Via Buzzfeed:More LGBT people have been killed in what advocacy groups categorize as hate-violence-related homicides so far in 2017 than in all of 2016, according to data from an LGBT rights organization.

As of August 2017, there have been 33 hate-violence-related homicides of LGBT people, according to the National Coalition of Anti-Violence Programs' count. In 2016, there were 28 — that number excludes the 49 people killed in the Pulse nightclub shooting in Orlando.

The numbers translate to roughly one hate-violence-related death every 13 days in 2016. So far in 2017, the pace of those deaths is at about one every six days.

Fifteen of those who were killed in 2017 were transgender women of color, and at least 12 were cisgender gay men. The reports came from all over the US, from Texas to New York to Wisconsin.

The NCAVP said that there’s no one clear explanation for the increase, but that it could be driven by a combination of increased media reporting, more accurate identification of victims by law enforcement, and a possible increase in violence. Increased media attention to LGBT rights — and particularly transgender rights — in recent months could also be part of the explanation.

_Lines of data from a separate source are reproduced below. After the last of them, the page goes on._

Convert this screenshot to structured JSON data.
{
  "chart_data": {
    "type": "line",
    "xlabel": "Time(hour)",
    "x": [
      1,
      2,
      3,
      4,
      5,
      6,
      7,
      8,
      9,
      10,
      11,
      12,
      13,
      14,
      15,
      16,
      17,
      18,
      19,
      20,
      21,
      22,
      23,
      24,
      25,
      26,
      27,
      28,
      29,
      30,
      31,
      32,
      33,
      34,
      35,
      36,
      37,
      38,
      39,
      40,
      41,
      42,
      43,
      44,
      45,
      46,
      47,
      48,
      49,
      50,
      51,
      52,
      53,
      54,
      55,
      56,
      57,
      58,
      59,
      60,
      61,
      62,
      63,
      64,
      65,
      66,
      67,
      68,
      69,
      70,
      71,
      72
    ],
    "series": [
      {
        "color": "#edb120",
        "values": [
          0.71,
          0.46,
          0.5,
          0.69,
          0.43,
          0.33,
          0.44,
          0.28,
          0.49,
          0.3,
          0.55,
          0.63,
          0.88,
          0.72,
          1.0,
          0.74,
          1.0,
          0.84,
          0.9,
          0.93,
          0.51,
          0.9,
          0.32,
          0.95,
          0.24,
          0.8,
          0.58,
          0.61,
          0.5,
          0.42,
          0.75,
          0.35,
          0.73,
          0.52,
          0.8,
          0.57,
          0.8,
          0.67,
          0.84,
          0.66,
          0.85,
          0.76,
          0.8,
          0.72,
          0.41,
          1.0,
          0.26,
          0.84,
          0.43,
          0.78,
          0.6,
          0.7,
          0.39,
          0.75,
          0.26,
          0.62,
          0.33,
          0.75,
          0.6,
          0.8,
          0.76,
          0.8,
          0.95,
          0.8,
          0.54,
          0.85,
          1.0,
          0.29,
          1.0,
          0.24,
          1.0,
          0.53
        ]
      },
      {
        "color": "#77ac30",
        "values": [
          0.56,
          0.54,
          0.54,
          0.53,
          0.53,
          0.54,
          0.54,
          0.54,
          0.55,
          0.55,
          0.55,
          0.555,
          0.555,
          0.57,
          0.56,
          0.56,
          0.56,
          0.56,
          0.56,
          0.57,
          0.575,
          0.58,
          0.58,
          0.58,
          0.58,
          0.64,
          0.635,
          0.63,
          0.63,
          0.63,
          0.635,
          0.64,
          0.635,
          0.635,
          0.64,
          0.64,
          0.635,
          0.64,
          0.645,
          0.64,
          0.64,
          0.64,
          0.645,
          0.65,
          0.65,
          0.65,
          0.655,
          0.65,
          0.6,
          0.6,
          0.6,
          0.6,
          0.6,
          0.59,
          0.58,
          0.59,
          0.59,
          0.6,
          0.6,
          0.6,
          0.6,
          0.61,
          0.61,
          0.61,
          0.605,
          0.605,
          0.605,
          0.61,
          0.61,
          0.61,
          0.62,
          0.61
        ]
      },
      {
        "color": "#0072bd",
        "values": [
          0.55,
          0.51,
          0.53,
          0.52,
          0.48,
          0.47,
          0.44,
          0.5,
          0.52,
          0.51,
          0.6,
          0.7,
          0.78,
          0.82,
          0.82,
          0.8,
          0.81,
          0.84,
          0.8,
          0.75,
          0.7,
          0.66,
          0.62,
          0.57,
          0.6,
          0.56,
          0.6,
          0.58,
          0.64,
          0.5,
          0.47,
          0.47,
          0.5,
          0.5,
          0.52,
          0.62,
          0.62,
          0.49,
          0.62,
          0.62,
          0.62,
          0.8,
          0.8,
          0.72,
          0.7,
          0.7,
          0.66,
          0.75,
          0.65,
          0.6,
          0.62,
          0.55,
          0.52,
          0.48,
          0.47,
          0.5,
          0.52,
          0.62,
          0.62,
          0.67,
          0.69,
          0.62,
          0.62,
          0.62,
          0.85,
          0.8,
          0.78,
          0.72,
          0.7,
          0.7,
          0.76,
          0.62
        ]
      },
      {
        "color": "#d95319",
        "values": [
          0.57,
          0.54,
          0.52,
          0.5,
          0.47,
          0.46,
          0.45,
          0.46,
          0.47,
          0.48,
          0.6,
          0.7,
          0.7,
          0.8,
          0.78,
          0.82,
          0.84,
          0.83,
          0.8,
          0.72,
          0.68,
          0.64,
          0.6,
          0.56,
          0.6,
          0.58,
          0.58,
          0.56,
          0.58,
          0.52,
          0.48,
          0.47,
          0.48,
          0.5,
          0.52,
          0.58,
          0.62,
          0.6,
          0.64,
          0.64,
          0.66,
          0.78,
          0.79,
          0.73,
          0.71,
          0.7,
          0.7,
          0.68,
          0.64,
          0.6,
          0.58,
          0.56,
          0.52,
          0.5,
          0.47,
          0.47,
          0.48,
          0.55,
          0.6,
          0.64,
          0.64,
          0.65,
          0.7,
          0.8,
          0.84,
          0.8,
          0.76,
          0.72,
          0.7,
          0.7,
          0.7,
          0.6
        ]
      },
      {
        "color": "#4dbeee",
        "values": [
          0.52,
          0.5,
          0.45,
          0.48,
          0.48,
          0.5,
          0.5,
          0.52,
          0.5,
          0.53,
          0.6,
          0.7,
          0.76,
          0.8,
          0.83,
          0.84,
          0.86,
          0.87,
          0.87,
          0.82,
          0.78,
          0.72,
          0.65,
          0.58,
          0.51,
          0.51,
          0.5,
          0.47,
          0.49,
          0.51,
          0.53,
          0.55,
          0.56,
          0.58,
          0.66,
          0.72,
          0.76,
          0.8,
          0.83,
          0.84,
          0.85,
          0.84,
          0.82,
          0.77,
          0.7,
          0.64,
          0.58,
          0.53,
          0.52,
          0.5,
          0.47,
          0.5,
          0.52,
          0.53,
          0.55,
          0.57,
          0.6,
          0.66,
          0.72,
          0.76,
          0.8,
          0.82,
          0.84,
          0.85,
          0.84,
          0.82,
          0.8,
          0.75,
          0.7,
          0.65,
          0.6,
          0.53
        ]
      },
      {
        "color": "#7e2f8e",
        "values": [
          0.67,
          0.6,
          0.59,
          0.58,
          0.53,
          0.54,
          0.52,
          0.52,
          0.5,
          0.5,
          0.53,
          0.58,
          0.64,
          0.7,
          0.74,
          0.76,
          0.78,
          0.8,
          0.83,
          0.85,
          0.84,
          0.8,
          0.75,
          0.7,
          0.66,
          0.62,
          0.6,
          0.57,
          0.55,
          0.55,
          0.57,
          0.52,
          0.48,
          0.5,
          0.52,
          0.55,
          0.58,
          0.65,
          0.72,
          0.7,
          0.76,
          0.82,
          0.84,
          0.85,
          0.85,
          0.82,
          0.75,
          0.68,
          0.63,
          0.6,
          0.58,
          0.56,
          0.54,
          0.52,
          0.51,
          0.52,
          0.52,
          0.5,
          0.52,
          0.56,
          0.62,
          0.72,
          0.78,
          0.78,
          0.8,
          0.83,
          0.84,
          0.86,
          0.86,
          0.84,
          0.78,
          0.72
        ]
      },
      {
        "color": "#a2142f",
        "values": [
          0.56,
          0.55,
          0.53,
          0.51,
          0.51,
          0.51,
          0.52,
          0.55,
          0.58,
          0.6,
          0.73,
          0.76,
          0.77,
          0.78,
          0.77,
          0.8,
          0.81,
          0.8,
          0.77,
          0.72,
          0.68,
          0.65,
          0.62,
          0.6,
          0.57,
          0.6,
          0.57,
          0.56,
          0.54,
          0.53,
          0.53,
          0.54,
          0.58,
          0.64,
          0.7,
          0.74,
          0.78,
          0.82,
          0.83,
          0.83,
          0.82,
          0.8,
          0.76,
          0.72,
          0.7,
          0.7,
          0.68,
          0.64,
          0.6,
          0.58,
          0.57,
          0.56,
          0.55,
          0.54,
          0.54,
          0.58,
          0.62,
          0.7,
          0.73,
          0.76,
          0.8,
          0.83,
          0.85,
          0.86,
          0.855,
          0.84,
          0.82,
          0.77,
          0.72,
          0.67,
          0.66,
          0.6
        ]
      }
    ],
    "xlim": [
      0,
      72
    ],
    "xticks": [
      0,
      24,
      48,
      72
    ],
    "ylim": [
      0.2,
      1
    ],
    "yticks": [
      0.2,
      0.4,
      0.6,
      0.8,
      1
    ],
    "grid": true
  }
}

"I think whether it’s an increase in reporting, an increase in violence, or some combination thereof, it should be a wake-up call for us across our communities that hate violence is not going away, it’s certainly not decreasing, and it’s symptomatic of larger and deeper problems in our society that we still haven’t addressed," Beverly Tillery, executive director at the New York City Anti-Violence Project, told BuzzFeed News. Her group coordinates with the NCAVP and is the lead agency that puts together the violence report.

The NCAVP's tally is not definitive, but it's the most comprehensive yearly indicator — in the absence of reliable nationwide government data — of how many homicides of LGBT people are being reported around the country. The organization gathers data from media reports, friends and family members of victims, and member organizations across the country.

They categorize homicides as "hate violence" if it appears that the victim was targeted because of their gender identity or sexual orientation. That doesn't necessarily mean the cases were classified as hate crimes by law enforcement, which has a different set of legal standards.

Dallas Drake, senior researcher at the Center for Homicide Research, says that the rate of homicides of trans women and gay men are worth studying, but that there's no way of knowing if these figures represent an actual increase in violence. Either way, he said, the NCAVP is likely undercounting the real number.

"There are a lot more homicides of LGBT people than what they report," Drake said. "They don't report generally from communities that are smaller or where cases are not easily identifiable as LGBT homicides."

Vanessa Panfil, an assistant professor of sociology and criminal justice at Old Dominion University in Virginia, said that an increase in violence is in line with a real backlash against progress made on LGBT rights in recent years.

That backlash, she says, has been encouraged in part by the Trump administration walking back Obama-era guidances and policies that were LGBT-inclusive, such as supporting trans students' rights and signaling a ban on allowing trans people to serve in the military. As a result, transgender people across the country are relying on courts to decide if they’re allowed to access bathrooms in line with their gender identities — a decision the Supreme Court decided not to weigh in on when it sent a landmark trans rights case back to a lower court earlier this year. On the state level, transgender “bathroom bills” aren’t gaining much traction since the defeat of North Carolina’s HB2 — but some state legislatures are now considering bills that would prevent cities and local councils from having nondiscrimination ordinances.

The increase in violence could be "influenced by heterosexism, transphobia, and homophobia that have always existed but now partly fueled by backlash,” said Panfil, who studies hate crimes against LGBT people.